For straightforward requests, the online portal typically processes actions more quickly than waiting on hold. However, some situations — an unexpected denial, a hold on your account, an adjudication issue, or an appeal filing — genuinely require speaking to someone.

How TWC Phone Contact Fits Into the Broader Claims Process

Understanding where the phone line fits helps set expectations. Texas unemployment claims follow a general sequence:

  1. Initial claim filed — online or by phone
  2. Wage and separation verification — TWC contacts your former employer
  3. Eligibility determination — TWC issues a written decision
  4. Weekly payment requests — claimant certifies each week via Tele-Serv or online
  5. Adjudication (if needed) — if eligibility is disputed, an examiner reviews the claim
  6. Appeal (if applicable) — either party can appeal a determination

Phone contact is most useful at steps 1, 3, and 5 — when something is unclear, when a determination has been issued and you don't understand it, or when your claim is flagged and you need to find out why.

When Claims Get Complicated 📞

Some claims move through the system without issue. Others get held up at the adjudication stage — a review process that happens when there's a question about why you left your job, whether you were actually laid off, whether you refused suitable work, or whether you meet the earnings requirements during the base period (the 12–18 month wage history TWC uses to calculate eligibility and benefit amount).

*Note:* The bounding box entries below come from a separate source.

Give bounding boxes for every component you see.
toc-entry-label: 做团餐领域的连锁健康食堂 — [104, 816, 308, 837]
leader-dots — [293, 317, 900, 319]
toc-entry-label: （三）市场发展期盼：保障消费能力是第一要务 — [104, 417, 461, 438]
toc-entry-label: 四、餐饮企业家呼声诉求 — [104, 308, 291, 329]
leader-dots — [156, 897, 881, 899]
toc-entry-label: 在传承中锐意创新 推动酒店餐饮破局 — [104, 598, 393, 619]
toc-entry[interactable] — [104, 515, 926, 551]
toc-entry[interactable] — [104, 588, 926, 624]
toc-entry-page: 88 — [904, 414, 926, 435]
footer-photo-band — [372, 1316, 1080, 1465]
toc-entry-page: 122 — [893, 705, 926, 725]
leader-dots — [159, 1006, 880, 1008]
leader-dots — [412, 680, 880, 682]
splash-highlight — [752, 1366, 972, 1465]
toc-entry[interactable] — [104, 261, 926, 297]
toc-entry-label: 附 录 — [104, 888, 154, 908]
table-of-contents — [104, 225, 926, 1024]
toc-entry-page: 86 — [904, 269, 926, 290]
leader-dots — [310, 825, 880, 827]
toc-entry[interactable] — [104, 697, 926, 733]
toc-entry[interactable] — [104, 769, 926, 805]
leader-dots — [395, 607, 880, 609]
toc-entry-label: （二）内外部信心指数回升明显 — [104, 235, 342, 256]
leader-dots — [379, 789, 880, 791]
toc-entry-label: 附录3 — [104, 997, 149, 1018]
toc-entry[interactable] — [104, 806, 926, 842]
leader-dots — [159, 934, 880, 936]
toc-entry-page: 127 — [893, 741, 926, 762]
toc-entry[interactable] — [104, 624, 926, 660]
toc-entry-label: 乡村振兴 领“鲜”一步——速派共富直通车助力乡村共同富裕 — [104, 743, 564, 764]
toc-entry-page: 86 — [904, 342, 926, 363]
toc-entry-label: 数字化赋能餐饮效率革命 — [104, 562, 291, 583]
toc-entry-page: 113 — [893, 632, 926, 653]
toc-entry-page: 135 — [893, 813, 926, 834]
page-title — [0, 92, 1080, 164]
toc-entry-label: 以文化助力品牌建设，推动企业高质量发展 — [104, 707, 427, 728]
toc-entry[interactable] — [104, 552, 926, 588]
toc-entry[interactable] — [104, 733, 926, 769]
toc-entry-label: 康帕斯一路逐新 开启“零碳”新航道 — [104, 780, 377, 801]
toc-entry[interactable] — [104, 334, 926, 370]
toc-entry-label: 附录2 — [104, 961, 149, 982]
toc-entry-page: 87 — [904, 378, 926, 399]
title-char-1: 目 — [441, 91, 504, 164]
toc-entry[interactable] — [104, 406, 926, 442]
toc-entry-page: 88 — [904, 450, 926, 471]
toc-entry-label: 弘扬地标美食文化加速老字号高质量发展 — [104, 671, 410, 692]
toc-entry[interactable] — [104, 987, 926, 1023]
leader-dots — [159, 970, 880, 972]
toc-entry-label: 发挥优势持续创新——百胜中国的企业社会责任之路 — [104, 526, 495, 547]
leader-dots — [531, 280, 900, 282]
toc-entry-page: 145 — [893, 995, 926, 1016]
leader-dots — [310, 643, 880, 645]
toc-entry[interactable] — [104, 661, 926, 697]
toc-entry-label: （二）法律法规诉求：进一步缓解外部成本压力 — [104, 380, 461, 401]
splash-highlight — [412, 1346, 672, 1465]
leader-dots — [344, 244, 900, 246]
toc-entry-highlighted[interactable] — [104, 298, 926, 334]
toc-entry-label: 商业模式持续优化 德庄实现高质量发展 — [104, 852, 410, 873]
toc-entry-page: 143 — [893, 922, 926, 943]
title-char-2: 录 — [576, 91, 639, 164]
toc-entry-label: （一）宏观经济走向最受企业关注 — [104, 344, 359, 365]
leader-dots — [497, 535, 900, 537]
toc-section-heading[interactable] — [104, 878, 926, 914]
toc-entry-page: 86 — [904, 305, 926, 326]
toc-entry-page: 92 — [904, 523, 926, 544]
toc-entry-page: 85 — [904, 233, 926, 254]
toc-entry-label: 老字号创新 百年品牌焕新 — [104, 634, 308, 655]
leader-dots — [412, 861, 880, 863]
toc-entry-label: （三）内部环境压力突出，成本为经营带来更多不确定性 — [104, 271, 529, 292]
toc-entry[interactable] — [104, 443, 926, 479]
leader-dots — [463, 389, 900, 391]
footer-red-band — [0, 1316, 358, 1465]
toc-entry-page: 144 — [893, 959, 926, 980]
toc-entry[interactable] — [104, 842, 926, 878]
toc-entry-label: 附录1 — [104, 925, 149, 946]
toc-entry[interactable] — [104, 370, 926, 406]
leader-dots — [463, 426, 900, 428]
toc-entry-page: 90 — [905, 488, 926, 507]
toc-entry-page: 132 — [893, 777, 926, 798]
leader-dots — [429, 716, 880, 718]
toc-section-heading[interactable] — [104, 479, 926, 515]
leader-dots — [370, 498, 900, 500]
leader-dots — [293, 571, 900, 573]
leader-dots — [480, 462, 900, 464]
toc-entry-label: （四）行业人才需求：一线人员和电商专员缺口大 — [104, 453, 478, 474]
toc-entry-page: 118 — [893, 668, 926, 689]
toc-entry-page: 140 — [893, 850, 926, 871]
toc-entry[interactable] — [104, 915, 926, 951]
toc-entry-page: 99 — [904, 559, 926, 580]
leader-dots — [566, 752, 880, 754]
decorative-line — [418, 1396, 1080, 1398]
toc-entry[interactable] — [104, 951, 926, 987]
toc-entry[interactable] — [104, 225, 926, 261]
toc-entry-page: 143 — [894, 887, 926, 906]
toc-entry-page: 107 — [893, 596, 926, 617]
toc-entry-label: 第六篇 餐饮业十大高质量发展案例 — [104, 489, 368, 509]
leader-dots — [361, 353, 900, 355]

If your claim is in adjudication, you may receive a Potential Issue Notice asking you to respond with more information. In that case, calling TWC directly — or responding through the online portal — is how you move the process forward. Determinations at this stage can be appealed if you disagree with the outcome.

What Shapes Your Outcome Beyond the Phone Call

Reaching TWC is the first step — but the outcome of your claim depends on factors no phone representative can change:

  • Why you separated from your employer (layoff, resignation, termination for cause)
  • Your wages during the base period and whether they meet Texas's minimum earnings threshold
  • Whether your employer contests the claim
  • How you respond to any eligibility questions or document requests
  • Whether you meet ongoing requirements — job search activity, availability for work, and weekly certification

Texas uses a specific formula to calculate weekly benefit amounts based on your highest-earning quarter during the base period, subject to a maximum cap that changes periodically. The number of weeks you can receive benefits also depends on your total base period wages relative to your weekly benefit amount.

Your specific benefit amount, eligibility status, and the outcome of any dispute all depend on the facts of your own claim — not general rules. The phone number gets you to the right agency. What happens from there turns on your individual circumstances.